Het was een zeer leerzaam weekendje Texel dit jaar.
Half december worden na een verkenningsweekend in Texel plannen gesmeed om een poging te wagen de 120km te voleindigen. De simpele afspraak met Ed, nog steeds mijn coach-of eerder terug mijn coach na mijn derde afscheid,: maak een schema waar ik met heel weinig trainen toch probeer de finish te halen. Weinig trainen omdat ik de achillespees wou sparen, weinig trainen omdat ik gewoon door werkomstandigheden net iets te weinig tijd had en meestal hondsmoe thuiskom. Na 3 maanden niets doen had ik 17 weken tijd om aan de start in Texel te staan. Het is ons dus gelukt. Ik heb aan de start gestaan van de 120km van Texel.
Ik logeerde in een bungalowtje samen met Ed, Mieke, Hans en Anita. Later vervoegde Douwe, mijn fietser, de bende. Een fijn weekend. Een leerrijk weekend. Ik zag er de Mattheuspassion op de Nederlandse televisie. Ik ben een notoire Bijbelkenner, maar wist niet dat men elk jaar in een andere stad in Nederland dit spektakel speelden.
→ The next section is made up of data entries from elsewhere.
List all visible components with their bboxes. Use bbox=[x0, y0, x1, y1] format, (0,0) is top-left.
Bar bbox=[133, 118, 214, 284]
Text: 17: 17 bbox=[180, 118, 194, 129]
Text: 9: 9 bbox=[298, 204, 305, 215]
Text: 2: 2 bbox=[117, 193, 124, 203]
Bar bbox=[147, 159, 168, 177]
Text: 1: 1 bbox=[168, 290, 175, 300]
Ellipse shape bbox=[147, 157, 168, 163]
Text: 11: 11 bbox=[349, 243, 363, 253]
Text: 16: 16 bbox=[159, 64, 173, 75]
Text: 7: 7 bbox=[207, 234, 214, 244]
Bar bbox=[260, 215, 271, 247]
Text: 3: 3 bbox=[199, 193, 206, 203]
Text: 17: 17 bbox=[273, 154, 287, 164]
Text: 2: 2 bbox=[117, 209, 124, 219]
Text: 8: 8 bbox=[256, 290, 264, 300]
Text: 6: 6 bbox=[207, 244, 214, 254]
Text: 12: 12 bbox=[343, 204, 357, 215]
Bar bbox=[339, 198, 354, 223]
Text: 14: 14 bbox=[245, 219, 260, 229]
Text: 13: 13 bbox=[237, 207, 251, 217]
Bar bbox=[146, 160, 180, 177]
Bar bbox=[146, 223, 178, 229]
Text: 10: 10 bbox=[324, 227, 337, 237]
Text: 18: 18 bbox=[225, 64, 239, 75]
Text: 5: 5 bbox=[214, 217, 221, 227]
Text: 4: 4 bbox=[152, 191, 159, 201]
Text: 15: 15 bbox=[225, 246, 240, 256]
Ik zag na een eeuwigheid Anita Meyer weer zingen, een vrouw waar ik als puber een positieve kriebel bij in de onderbuik voelde. Ze was een beetje aangekomen, wat verouderd ook, maar haar stem zorgde weer dat al mijn okselhaar rechtop ging staan. Ik zag een show met Linda De Mol en leerde de betekenis van: “die heeft een ferme bos hout voor de voordeur liggen”. Ik leerde op Pasen eitje tikken, en ik hoorde de oneliner: “als ik maar niet tegen de bloembakken begin te lullen”
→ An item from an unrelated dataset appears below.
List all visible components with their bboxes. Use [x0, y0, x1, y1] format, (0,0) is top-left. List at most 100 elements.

Het is 4h35. Het is klotekoud en ik sta daar als een Eskimo ingepakt, ijslollie te wezen net als 33 andere dapperen. Onwezenlijk. Als een beginner start voor mij een avontuur, of eerder een experiment. Al gauw weet ik dat het moeilijk gaat worden. Ik vind het ritme niet, ben niet fris-ondanks de temperaturen-in de benen en het hoofd. Ook de maag doet al snel niet meer wat ze zou moeten doen, opnemen en verteren. Voor één keer heb ik eens geluisterd naar de belangrijkste raad die ik had gekregen. Start behouden, hou je aan je tempo en je hartslag. Dat deed ik ook, getuigen genoeg. Toch was het mijn dag niet. Het draaide niet, ben geen enkele keer echt in het juiste ritme gekomen. Na 60km wilde ik het voor bekeken houden. Maar de talloze vrienden aan het Nioz speelden op mijn gemoed en stampten tegen mijn ballen zodat ik besloot er maar een tiental kilometers bij te strompelen. Rond kilometer 70 besloot ik opnieuw de race te verlaten maar daar stond dan weer Ed die me overhaalde om er toch nog 10 kilometer aan te breien. En breien werd het. Twee steken op, drie laten vallen. De laatste strand passage, die er net te veel aan was, werd strompelend/wandelend afgelegd.
Was ik een bloembak tegengekomen, dan was ik er tegen beginnen te lullen. Het sein om me zelf uit mijn lijden te verlossen.
Het was dus een fijn en leerrijk weekend en voor een keer ben ik eens niet gedegouteerd uit een wedstrijd gekomen. Integendeel ik ben weer overtuigd ultraloper.